Outsourced Fund Administration

Traditionally, it was easy for fund sponsors to think that they could save the cost of outsourced fund administration with a home-grown team and improvised systems for accounting and shareholder management. Forward thinking and ambitious fund managers always saw the value in a specialized fund administration partner to navigate fund operations but as alternative investments enter the mainstream – with increased advisor adoption, regulatory scrutiny and investor demands – the prospect of employing an amateur in-house team will become unthinkable. Many institutional investors already consider in-house fund administration an unacceptable business risk for candidate funds.

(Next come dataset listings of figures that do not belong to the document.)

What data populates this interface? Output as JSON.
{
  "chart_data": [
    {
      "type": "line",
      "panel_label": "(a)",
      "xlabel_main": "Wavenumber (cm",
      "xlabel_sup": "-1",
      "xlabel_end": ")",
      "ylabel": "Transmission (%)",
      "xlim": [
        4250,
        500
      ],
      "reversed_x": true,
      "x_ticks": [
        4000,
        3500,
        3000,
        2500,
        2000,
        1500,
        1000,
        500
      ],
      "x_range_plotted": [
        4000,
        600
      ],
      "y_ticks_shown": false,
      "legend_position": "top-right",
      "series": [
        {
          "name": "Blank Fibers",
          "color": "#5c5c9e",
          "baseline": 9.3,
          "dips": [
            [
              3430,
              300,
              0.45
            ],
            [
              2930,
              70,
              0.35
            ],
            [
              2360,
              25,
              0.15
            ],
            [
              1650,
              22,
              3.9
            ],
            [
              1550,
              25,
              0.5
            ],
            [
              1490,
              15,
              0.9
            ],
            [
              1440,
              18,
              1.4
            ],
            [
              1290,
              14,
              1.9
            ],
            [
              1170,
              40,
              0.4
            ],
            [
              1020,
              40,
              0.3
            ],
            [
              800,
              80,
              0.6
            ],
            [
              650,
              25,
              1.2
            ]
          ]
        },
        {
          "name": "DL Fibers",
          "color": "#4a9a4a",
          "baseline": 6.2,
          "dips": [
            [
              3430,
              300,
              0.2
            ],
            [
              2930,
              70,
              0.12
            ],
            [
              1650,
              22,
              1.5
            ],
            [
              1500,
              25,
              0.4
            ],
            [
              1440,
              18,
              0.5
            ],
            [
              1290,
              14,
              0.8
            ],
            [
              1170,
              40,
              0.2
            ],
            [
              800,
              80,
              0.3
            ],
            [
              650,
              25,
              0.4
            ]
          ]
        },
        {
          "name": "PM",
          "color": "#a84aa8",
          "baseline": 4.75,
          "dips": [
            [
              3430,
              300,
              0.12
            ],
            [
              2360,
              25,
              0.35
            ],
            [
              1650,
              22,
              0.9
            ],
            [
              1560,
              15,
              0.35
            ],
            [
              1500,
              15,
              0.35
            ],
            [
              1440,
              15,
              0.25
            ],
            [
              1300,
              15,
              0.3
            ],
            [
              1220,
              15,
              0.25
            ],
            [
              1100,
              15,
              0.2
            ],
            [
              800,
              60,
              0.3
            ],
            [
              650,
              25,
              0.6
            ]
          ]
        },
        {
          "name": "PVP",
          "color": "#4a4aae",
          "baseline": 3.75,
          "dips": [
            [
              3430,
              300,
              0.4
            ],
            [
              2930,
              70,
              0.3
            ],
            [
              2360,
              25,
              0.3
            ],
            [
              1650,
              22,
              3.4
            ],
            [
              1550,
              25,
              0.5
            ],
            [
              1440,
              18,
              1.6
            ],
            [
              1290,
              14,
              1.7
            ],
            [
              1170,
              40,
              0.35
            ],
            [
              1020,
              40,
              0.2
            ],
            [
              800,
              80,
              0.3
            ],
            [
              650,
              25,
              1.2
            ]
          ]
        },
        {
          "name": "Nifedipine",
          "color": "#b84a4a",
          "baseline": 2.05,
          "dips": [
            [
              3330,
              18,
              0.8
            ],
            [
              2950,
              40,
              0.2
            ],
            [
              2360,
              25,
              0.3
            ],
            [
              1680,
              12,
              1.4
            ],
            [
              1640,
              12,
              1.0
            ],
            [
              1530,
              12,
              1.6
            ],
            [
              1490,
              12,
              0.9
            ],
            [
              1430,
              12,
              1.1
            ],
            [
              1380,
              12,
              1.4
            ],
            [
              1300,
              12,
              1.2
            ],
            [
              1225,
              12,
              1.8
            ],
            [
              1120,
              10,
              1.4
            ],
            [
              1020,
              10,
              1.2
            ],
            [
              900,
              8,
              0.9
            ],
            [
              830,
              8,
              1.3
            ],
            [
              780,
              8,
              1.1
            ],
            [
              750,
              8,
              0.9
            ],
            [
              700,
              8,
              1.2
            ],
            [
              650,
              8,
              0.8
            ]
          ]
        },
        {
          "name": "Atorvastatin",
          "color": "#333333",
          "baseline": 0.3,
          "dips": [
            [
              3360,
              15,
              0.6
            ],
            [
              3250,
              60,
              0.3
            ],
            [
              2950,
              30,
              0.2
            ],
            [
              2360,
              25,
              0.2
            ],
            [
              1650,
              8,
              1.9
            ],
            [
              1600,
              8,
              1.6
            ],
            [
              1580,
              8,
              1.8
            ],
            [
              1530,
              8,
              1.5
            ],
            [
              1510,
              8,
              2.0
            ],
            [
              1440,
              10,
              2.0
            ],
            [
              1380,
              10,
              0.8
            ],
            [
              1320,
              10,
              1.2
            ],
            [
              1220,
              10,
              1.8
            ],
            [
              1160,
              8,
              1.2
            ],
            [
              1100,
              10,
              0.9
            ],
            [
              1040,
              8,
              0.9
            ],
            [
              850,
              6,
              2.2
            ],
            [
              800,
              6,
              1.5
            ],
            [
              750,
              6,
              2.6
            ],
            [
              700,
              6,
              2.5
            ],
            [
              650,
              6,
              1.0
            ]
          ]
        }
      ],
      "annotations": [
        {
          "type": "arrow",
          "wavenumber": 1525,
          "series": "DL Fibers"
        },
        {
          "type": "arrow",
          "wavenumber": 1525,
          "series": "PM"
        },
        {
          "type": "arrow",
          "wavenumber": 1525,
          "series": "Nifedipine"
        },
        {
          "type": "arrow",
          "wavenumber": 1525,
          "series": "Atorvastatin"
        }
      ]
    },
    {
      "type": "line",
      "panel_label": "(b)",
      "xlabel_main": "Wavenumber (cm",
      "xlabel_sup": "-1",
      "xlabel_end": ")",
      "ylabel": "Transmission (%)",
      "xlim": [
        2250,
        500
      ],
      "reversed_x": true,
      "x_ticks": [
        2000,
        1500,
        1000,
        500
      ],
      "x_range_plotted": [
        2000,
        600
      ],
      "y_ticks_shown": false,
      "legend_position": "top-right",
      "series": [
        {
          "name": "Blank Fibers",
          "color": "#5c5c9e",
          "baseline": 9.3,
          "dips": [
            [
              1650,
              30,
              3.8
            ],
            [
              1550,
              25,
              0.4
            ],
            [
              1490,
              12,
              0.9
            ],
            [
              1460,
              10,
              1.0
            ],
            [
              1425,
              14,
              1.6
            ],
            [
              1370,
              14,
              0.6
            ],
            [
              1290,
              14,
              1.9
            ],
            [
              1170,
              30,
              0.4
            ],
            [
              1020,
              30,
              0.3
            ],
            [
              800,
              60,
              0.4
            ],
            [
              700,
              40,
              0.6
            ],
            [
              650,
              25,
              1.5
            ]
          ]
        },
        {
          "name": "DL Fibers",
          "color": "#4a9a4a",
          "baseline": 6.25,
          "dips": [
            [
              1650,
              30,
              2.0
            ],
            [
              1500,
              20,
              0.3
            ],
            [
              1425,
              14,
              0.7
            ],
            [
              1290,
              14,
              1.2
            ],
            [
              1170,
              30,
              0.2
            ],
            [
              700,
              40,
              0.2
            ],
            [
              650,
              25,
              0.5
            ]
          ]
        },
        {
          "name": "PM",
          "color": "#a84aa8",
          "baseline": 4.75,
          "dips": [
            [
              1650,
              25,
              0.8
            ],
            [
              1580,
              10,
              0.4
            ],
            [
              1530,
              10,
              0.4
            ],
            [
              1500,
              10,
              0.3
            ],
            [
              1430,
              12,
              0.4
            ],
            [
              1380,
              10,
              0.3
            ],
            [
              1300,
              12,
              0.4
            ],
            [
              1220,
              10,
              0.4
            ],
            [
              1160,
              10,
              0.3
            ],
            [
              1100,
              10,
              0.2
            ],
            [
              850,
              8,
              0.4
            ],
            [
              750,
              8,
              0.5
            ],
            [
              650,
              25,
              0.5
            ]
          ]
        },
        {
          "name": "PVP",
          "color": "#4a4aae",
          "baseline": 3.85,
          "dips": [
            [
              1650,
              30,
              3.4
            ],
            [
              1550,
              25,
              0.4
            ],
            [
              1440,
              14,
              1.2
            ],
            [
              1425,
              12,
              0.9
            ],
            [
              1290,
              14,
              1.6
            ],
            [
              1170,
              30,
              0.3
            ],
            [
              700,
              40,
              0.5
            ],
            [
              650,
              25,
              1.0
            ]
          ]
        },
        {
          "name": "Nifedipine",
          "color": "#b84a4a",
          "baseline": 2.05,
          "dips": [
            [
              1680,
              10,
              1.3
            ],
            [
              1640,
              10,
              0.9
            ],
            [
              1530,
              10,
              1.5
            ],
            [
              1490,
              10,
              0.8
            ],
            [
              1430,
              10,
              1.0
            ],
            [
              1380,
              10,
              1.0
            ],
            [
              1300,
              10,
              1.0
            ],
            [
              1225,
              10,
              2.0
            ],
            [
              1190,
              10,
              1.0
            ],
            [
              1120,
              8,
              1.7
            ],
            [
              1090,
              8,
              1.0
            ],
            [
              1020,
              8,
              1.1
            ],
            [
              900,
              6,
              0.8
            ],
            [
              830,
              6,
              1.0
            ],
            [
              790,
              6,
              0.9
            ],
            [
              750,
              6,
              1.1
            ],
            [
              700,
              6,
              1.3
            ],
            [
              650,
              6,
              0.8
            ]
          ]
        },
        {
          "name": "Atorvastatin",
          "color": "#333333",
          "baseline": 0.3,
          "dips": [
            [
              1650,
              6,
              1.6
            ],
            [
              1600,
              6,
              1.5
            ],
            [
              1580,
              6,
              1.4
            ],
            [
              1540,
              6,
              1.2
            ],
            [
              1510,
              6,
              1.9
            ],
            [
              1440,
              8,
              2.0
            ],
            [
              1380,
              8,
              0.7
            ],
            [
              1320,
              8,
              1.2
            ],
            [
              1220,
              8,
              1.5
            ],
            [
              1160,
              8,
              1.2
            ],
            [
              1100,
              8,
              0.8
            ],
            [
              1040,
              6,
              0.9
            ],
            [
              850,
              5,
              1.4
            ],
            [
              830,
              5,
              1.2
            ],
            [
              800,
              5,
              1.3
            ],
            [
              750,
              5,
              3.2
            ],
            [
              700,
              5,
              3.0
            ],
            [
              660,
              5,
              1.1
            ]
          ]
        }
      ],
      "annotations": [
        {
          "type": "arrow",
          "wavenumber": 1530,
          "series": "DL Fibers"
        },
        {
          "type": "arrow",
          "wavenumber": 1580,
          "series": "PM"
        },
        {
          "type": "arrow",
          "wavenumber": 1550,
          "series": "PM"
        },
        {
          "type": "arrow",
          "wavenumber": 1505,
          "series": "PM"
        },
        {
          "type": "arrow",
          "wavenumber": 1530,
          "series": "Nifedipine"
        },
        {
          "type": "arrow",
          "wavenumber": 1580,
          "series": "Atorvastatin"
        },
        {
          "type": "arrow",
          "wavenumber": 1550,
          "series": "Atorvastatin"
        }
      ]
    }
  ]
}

Retail investors and their financial advisors are reaching the same conclusion.

Fund Administration in the Age of Alternatives

A competitive advantage for any private fund manager is the ability to focus on investments and sales without the distraction of fund administration. A professional fund administration partner makes this possible. With more retail investor dollars than ever in the market for alternatives, the fund sponsor’s return on an investment in fund administration becomes an essential bottom line consideration.

Investor Expectation for Fund Administration

Well advised investors are willing to accept years of illiquidity for a portion of their portfolio as a trade-off for the many benefits an alternative investment offers but failures of fund administration – lack of transparency, late payments, inaccurate reporting, lost tax documents – will shake investor confidence not only in the product sponsor but in the advisor who recommended the investment. Professionalism and reliability are what matter to investors during years of inactivity in a private fund investment. The performance of the fund administration team, not just the fund manager, is the basis on which investors form their impression of the general competence of the firm. If 30% for an investor’s capital is deployed in a private equity or venture capital fund, that investor will expect the experience of that investment to be as much like the other 70% as possible. Any why shouldn’t it be?

The Economics of Fund Administration

Above all, investors expect fund managers to be good investors – to know value and potential when they see it. The value of an investment in fund administration should be considered on the same terms as an investment in a portfolio asset. Rather than employ, train, equip and manage and in-house team of employees at the expense of the management company, outsourced, specialized fund administration with its flexibility of work-flow and economies of scale shows commitment to the investor experience, concern for the focus of management, a thoughtful counting of costs and an appropriate confidence in an efficient division of labor to the benefit of all parties.

Growing Confidence in 50/20/30

Advisors will need to become confident about incorporating alternatives into their practices and fund administration will be part of that process. The benefits of alternatives for client investors become more compelling every year but a reputation for a rocky investor experience due to inadequate fund administration will disqualify many fund sponsors and slow the adoption of alternatives for many advisors. Private funds have a clear place today in the portfolio of every investor but only if specialized fund administration contributes to the confidence of investors and advisors to take the leap.